Discovering common stem-loop motifs in unaligned RNA sequences

Abstract

Post-transcriptional regulation of gene expression is often accomplished by proteins binding to specific sequence motifs in mRNA molecules, to affect their translation or stability. The motifs are often composed of a combination of sequence and structural constraints such that the overall structure is preserved even though much of the primary sequence is variable. While several methods exist to discover transcriptional regulatory sites in the DNA sequences of coregulated genes, the RNA motif discovery problem is much more difficult because of covariation in the positions. We describe the combined use of two approaches for RNA structure prediction, FOLDALIGN and COVE, that together can discover and model stem-loop RNA motifs in unaligned sequences, such as UTRs from post-transcriptionally coregulated genes. We evaluate the method on two datasets, one a section of rRNA genes with randomly truncated ends so that a global alignment is not possible, and the other a hyper-variable collection of IRE-like elements that were inserted into randomized UTR sequences. In both cases the combined method identified the motifs correctly, and in the rRNA example we show that it is capable of determining the structure, which includes bulge and internal loops as well as a variable length hairpin loop.
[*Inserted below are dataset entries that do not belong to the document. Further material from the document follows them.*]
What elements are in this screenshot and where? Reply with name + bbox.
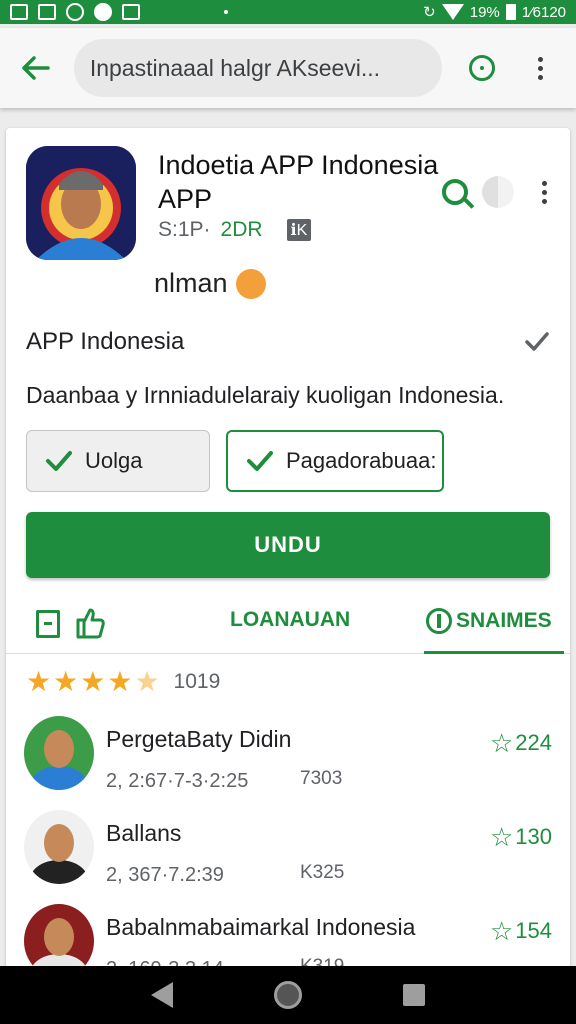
- app-icon[interactable]: [26, 146, 136, 260]
- clock: 1⁄6120: [521, 3, 566, 21]
- search-icon[interactable]: [442, 179, 468, 205]
- status-bar: ↻ 19% 1⁄6120: [0, 0, 576, 24]
- navigation-bar: [0, 966, 576, 1024]
- battery-percent: 19%: [469, 3, 500, 21]
- rating-count: 1019: [173, 670, 221, 693]
- wifi-icon: [441, 4, 464, 20]
- star-outline-icon: ☆: [489, 728, 514, 758]
- chip-label: Uolga: [85, 448, 143, 473]
- star-icon: ★: [53, 666, 79, 697]
- back-arrow-icon: [22, 56, 50, 80]
- nav-home-icon[interactable]: [273, 981, 302, 1009]
- review-item[interactable]: Babalnmabaimarkal Indonesia 2, 169·3 3 1…: [24, 904, 554, 968]
- star-outline-icon: ☆: [489, 822, 514, 852]
- review-score: ☆ 130: [490, 824, 552, 850]
- section-title: APP Indonesia: [26, 328, 185, 355]
- notification-dot-icon: [224, 10, 228, 14]
- reviewer-name: Ballans: [106, 820, 182, 846]
- tab-snaimes[interactable]: SNAIMES: [426, 608, 552, 634]
- reviewer-name: Babalnmabaimarkal Indonesia: [106, 914, 416, 940]
- app-icon-portrait: [26, 146, 136, 260]
- circle-icon: [426, 608, 452, 634]
- review-score-value: 154: [515, 918, 552, 943]
- review-score: ☆ 154: [490, 918, 552, 944]
- tab-loanauan[interactable]: LOANAUAN: [230, 608, 350, 632]
- chat-notification-icon: [94, 3, 112, 21]
- star-icon: ★: [26, 666, 52, 697]
- content-rating-badge: ℹK: [286, 219, 312, 241]
- message-notification-icon: [38, 4, 56, 20]
- verified-badge-icon: [235, 268, 266, 299]
- thumbs-up-icon[interactable]: [74, 606, 106, 640]
- search-query-text: Inpastinaaal halgr AKseevi...: [89, 54, 381, 81]
- battery-icon: [505, 4, 516, 20]
- clipboard-notification-icon: [122, 4, 140, 20]
- top-app-bar: Inpastinaaal halgr AKseevi...: [0, 28, 576, 108]
- review-score-value: 224: [515, 730, 552, 755]
- tab-bar: LOANAUAN SNAIMES: [6, 598, 570, 654]
- info-button[interactable]: [462, 48, 502, 88]
- review-item[interactable]: PergetaBaty Didin 2, 2:67·7-3·2:25 7303 …: [24, 716, 554, 806]
- info-icon: [469, 55, 496, 81]
- review-extra: K325: [300, 862, 345, 883]
- star-icon: ★: [80, 666, 106, 697]
- chip-pagadorabuaa[interactable]: Pagadorabuaa:: [226, 430, 444, 492]
- avatar: [24, 810, 94, 884]
- sync-icon: ↻: [423, 4, 436, 21]
- install-button[interactable]: UNDU: [26, 512, 550, 578]
- developer-row[interactable]: nlman: [154, 268, 266, 299]
- review-date: 2, 367·7.2:39: [106, 864, 224, 886]
- check-icon: [247, 451, 273, 471]
- nav-recents-icon[interactable]: [403, 984, 426, 1006]
- app-size: S:1P·: [158, 218, 211, 241]
- overflow-menu-button[interactable]: [520, 48, 560, 88]
- tab-snaimes-label: SNAIMES: [456, 609, 552, 632]
- search-input[interactable]: Inpastinaaal halgr AKseevi...: [73, 39, 443, 97]
- star-icon: ★: [107, 666, 133, 697]
- app-downloads: 2DR: [220, 218, 263, 241]
- active-tab-indicator: [424, 651, 564, 654]
- review-item[interactable]: Ballans 2, 367·7.2:39 K325 ☆ 130: [24, 810, 554, 900]
- whatsapp-notification-icon: [66, 3, 84, 21]
- star-outline-icon: ☆: [489, 916, 514, 946]
- chip-label: Pagadorabuaa:: [286, 448, 437, 473]
- app-meta: S:1P· 2DR ℹK: [158, 218, 312, 242]
- app-title: Indoetia APP Indonesia APP: [158, 150, 439, 214]
- half-star-icon: ★: [134, 666, 160, 697]
- nav-back-icon[interactable]: [150, 982, 173, 1008]
- app-description: Daanbaa y Irnniadulelaraiy kuoligan Indo…: [26, 382, 505, 408]
- review-extra: 7303: [300, 768, 343, 789]
- toggle-icon[interactable]: [482, 176, 514, 208]
- reviewer-name: PergetaBaty Didin: [106, 726, 292, 752]
- review-score: ☆ 224: [490, 730, 552, 756]
- app-detail-card: Indoetia APP Indonesia APP S:1P· 2DR ℹK …: [6, 128, 570, 968]
- avatar: [24, 904, 94, 968]
- document-icon[interactable]: [36, 610, 60, 638]
- back-button[interactable]: [16, 48, 56, 88]
- review-score-value: 130: [515, 824, 552, 849]
- more-vert-icon: [537, 56, 543, 80]
- developer-name: nlman: [154, 268, 228, 298]
- review-date: 2, 2:67·7-3·2:25: [106, 770, 249, 792]
- avatar: [24, 716, 94, 790]
- check-icon: [46, 451, 72, 471]
- chip-uolga[interactable]: Uolga: [26, 430, 210, 492]
- app-more-vert-icon[interactable]: [542, 180, 547, 204]
- gallery-notification-icon: [10, 4, 28, 20]
- checkmark-icon[interactable]: [524, 328, 550, 354]
- rating-summary: ★ ★ ★ ★ ★ 1019: [26, 668, 220, 696]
Those automated results are quantitatively evaluated and found to agree closely with structures contained in curated databases, with correlation coefficients up to 0.9. A basic server, Stem-Loop Align SearcH (SLASH), which will perform stem-loop searches in unaligned RNA sequences, is available at http://www.bioinf.au.dk/slash/.

Figure 1

(A) Sequences from the archaeal SSU rRNA that only align locally, and (B) IRE/UTR sequences generated with higher degree of degeneracy. Upper case letters indicate base pair regions (the two outermost uppercase letters base pair, and so on).

Figure 2

Score growth for the locally alignable sequences. For comparison, the average scores of all alignments have been included: (A) raw FOLDALIGN score and (B) round–normalized FOLDALIGN score. At round two, the best score was a factor of 1.5 higher than the average score.

Figure 3

The score distribution for round 4. For comparison, the distribution of a set where the nucleotides were shuffled while preserving the di-nucleotide distribution in the sequences (38). The same distribution was also obtained from a mono-nucleotide shuffling.

Figure 4

COVE performance on the best FOLDALIGN alignment for increasing rounds. Covariance models were made using the FOLDALIGN alignment, or the corresponding sequences without the alignment. For each such case we report the average performance on the sequences themselves, the average performance on the remaining sequences in the r34 set, and on the remaining 83 of the total 117 sequences in the dataset.

Figure 5

The correlation coefficients for each round comparing the database alignment to FOLDALIGN, COVE (A) and COVE (U). The standard deviations of FOLDALIGN scores have been included to indicate the descent of low score alignment that have high correlation coefficient, for increasing rounds.

Figure 6

The accurate calculation of Matthews correlation coefficient, compared to the geometric mean approximation. For comparison, the specificity is shown. An example for FOLDALIGN on locally alignable sequences is shown. As FOLDALIGN requires all sequences to base pair to assign common base pair, and the structure for each sequence in general can have more base pairs than consensus, the false negative rate should be expected to be higher than the false positive rate. Thus, the specificity is higher than the sensitivity (data not shown).

Figure 7

The local alignment found by FOLDALIGN. The motifs were distributed randomly in UTR-like sequences of length 100–330 nt, as shown in Figure 1. FOLDALIGN located the motifs and aligned them by their structure. The last line indicates the structure assignment, using parentheses to indicate individual base pairs.

Figure 8

Distribution of COVE scores on all 56 sequences when the alignment shown in Figure 7 was used as a core alignment. The distribution suggest a natural score cut-off to discard false hits.